According to AWS docs, we should use m4.large, so I'm confused what's right.

https://docs.aws.amazon.com/emr/latest/ManagementGuide/emr-plan-instances-guidelines.html

The master node does not have large computational requirements. For most clusters of 50 or fewer nodes, consider using an m4.large instance. For clusters of more than 50 nodes, consider using an m4.xlarge.

1
Updated answer. - thebluephantom
Depends on how many apps are running over there. If it's only only spark and hadoop, m4.xlarge is sufficient. We're running m4.xlarge in production for quite a while. - Bitswazsky
network speed, depending on what mode of spark did you run, i.e. cluster or client, what file you load and so on, many things are related. - Lamanus
That most people stuff is neither here or there. - thebluephantom

1 Answers

1
votes

The way the question is asked is a little vague. Size does matter, i.e. load, etc. So I answer it from a slightly different perspective. That "most people ..." stuff is neither here nor there.

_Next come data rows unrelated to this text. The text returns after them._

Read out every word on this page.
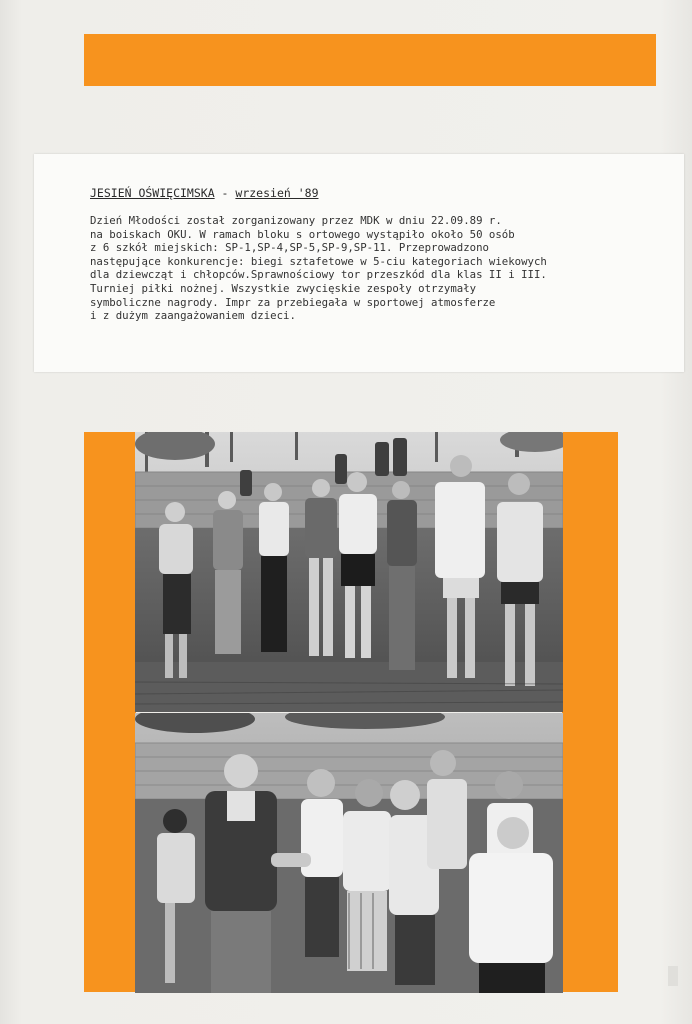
JESIEŃ OŚWIĘCIMSKA - wrzesień '89
Dzień Młodości został zorganizowany przez MDK w dniu 22.09.89 r.
na boiskach OKU. W ramach bloku s ortowego wystąpiło około 50 osób
z 6 szkół miejskich: SP-1,SP-4,SP-5,SP-9,SP-11. Przeprowadzono
następujące konkurencje: biegi sztafetowe w 5-ciu kategoriach wiekowych
dla dziewcząt i chłopców.Sprawnościowy tor przeszkód dla klas II i III.
Turniej piłki nożnej. Wszystkie zwycięskie zespoły otrzymały
symboliczne nagrody. Impr za przebiegała w sportowej atmosferze
i z dużym zaangażowaniem dzieci.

The way the Master was assigned in the past was a weakness of the EMR approach imho when I trialled it some 9 mths ago for a PoC. Allocate big resources for Workers and by default 1 went to the Master which was complete overkill.

So, if you did things standardly, you paid for non-needed larger than req'd resource for the Master Node. There is a way to define a smaller resource for the Master, but I am on hols and cannot find it back again.

However, look at the url here and you see now that during EMR Cluster Config you can easily define a smaller Master Node or many such Master Nodes for fail over, things have moved along since I last looked: https://confusedcoders.com/data-engineering/how-to-create-emr-cluster-with-apache-spark-and-apache-zeppelin.

See also https://docs.aws.amazon.com/emr/latest/ManagementGuide/emr-plan-ha-launch.html for multiple such Master Nodes.

In general the Master Node can differ in terms of characteristics from the Workers, usually smaller, but may be not in all cases. That said, the EMR purpose would tend to point to smaller Master Node config.